While we live in the age of X-rated oversharing and the XO-Jane-ified confessional essay, there are still societal expectations and imposed guidelines about how women should tell their stories about sad, painful, traumatic things. When women have fought so hard to be perceived and treated as equals with agency (which they obviously fucking are, and they shouldn’t have to act tough all the time in order to prove this), it can feel shameful to admit weakness or to ask for help. And then there is the fear of being permanently labeled as a “victim” or “the girl who that terrible thing happened to.”
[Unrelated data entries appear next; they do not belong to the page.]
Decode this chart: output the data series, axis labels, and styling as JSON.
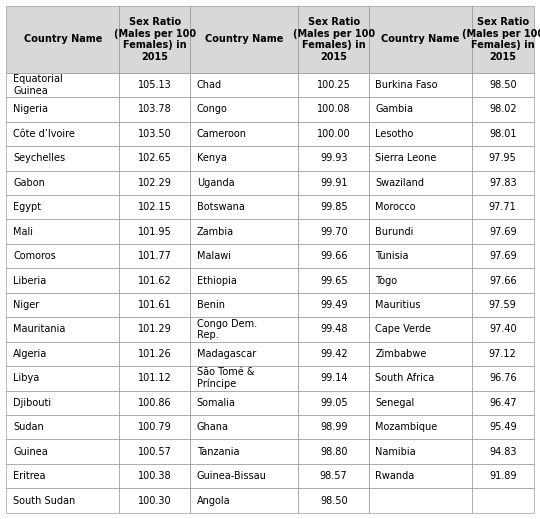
{
  "col1_countries": [
    "Equatorial\nGuinea",
    "Nigeria",
    "Côte d’Ivoire",
    "Seychelles",
    "Gabon",
    "Egypt",
    "Mali",
    "Comoros",
    "Liberia",
    "Niger",
    "Mauritania",
    "Algeria",
    "Libya",
    "Djibouti",
    "Sudan",
    "Guinea",
    "Eritrea",
    "South Sudan"
  ],
  "col1_values": [
    "105.13",
    "103.78",
    "103.50",
    "102.65",
    "102.29",
    "102.15",
    "101.95",
    "101.77",
    "101.62",
    "101.61",
    "101.29",
    "101.26",
    "101.12",
    "100.86",
    "100.79",
    "100.57",
    "100.38",
    "100.30"
  ],
  "col2_countries": [
    "Chad",
    "Congo",
    "Cameroon",
    "Kenya",
    "Uganda",
    "Botswana",
    "Zambia",
    "Malawi",
    "Ethiopia",
    "Benin",
    "Congo Dem.\nRep.",
    "Madagascar",
    "São Tomé &\nPríncipe",
    "Somalia",
    "Ghana",
    "Tanzania",
    "Guinea-Bissau",
    "Angola"
  ],
  "col2_values": [
    "100.25",
    "100.08",
    "100.00",
    "99.93",
    "99.91",
    "99.85",
    "99.70",
    "99.66",
    "99.65",
    "99.49",
    "99.48",
    "99.42",
    "99.14",
    "99.05",
    "98.99",
    "98.80",
    "98.57",
    "98.50"
  ],
  "col3_countries": [
    "Burkina Faso",
    "Gambia",
    "Lesotho",
    "Sierra Leone",
    "Swaziland",
    "Morocco",
    "Burundi",
    "Tunisia",
    "Togo",
    "Mauritius",
    "Cape Verde",
    "Zimbabwe",
    "South Africa",
    "Senegal",
    "Mozambique",
    "Namibia",
    "Rwanda",
    ""
  ],
  "col3_values": [
    "98.50",
    "98.02",
    "98.01",
    "97.95",
    "97.83",
    "97.71",
    "97.69",
    "97.69",
    "97.66",
    "97.59",
    "97.40",
    "97.12",
    "96.76",
    "96.47",
    "95.49",
    "94.83",
    "91.89",
    ""
  ],
  "header_country": "Country Name",
  "header_ratio": "Sex Ratio\n(Males per 100\nFemales) in\n2015",
  "bg_header": "#d8d8d8",
  "bg_white": "#ffffff",
  "border_color": "#888888",
  "text_color": "#000000",
  "figwidth": 5.4,
  "figheight": 5.19,
  "dpi": 100
}
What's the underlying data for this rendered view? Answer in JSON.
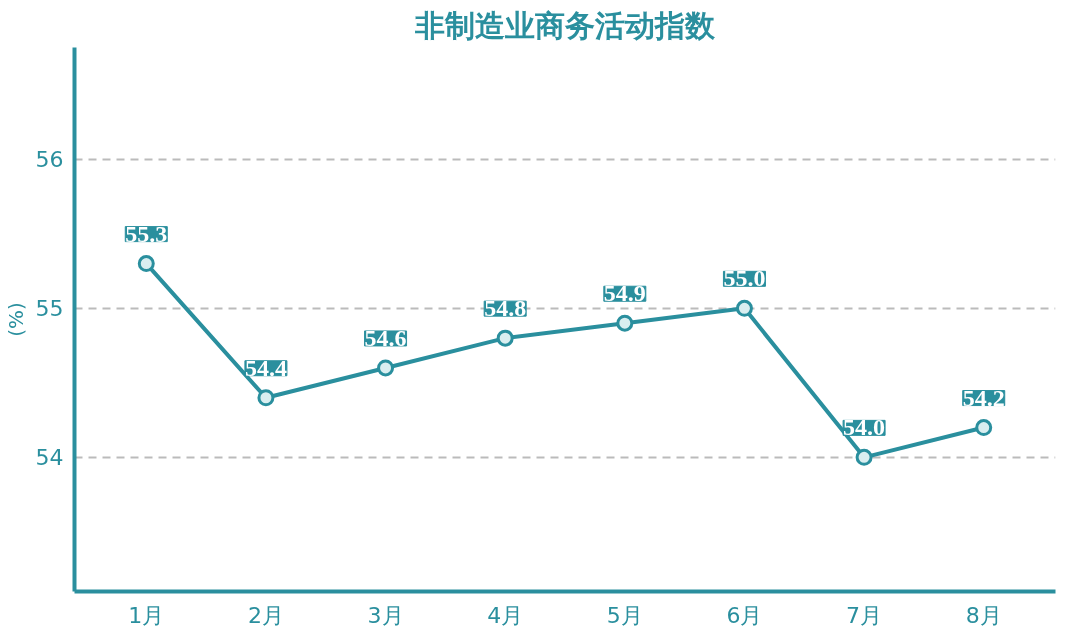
{
  "chart_data": {
    "type": "line",
    "title": "非制造业商务活动指数",
    "ylabel": "(%)",
    "categories": [
      "1月",
      "2月",
      "3月",
      "4月",
      "5月",
      "6月",
      "7月",
      "8月"
    ],
    "series": [
      {
        "color": "#2a8f9e",
        "values": [
          55.3,
          54.4,
          54.6,
          54.8,
          54.9,
          55.0,
          54.0,
          54.2
        ],
        "value_labels": [
          "55.3",
          "54.4",
          "54.6",
          "54.8",
          "54.9",
          "55.0",
          "54.0",
          "54.2"
        ]
      }
    ],
    "ylim": [
      53.1,
      56.75
    ],
    "yticks": [
      54,
      55,
      56
    ],
    "grid": "y",
    "marker": "circle"
  }
}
“I once wrote an article about being constantly cheated on as a form of emotional abuse. A reader commented that I seem like a doormat with low self-esteem. Like, thank you, empathetic internet stranger, I already know that! I stopped reading comments that day,” explains Alison Segel, a Los Angeles writer who, inspired by Stelling, Pauroso, and Smolinski, decided to gopublic about her own experience in a physically and emotionally abusive relationship. “He pinned me down on his bed and reprimanded me for being disrespectful. I think I had made his friends laugh. Being funny was a no-no. I wasn’t funny. You think you’re so funny Alison, you aren’t funny,” she writes.
But the thing is: she is funny. Despite abusive men who say otherwise and try to strip their power away, these acerbic-witted women have always had their ability to laugh through the tough shit. Even when the urge to crack a joke is seen as more than a little inappropriate. Even when sarcasm is not viewed as the “healthiest” reaction. And isn’t that the ultimate subversive weapon? So, this is a thank you to Margaret, Jessie, Beth, Julienne, Courtney, Ali, and so many other women for being brave, resilient, and fucking hilarious. When life feels like a sick joke, perhaps laughter really is the best medicine. And until there is a cure, the inextinguishable female voices of comedy will continue to speak up for the voiceless.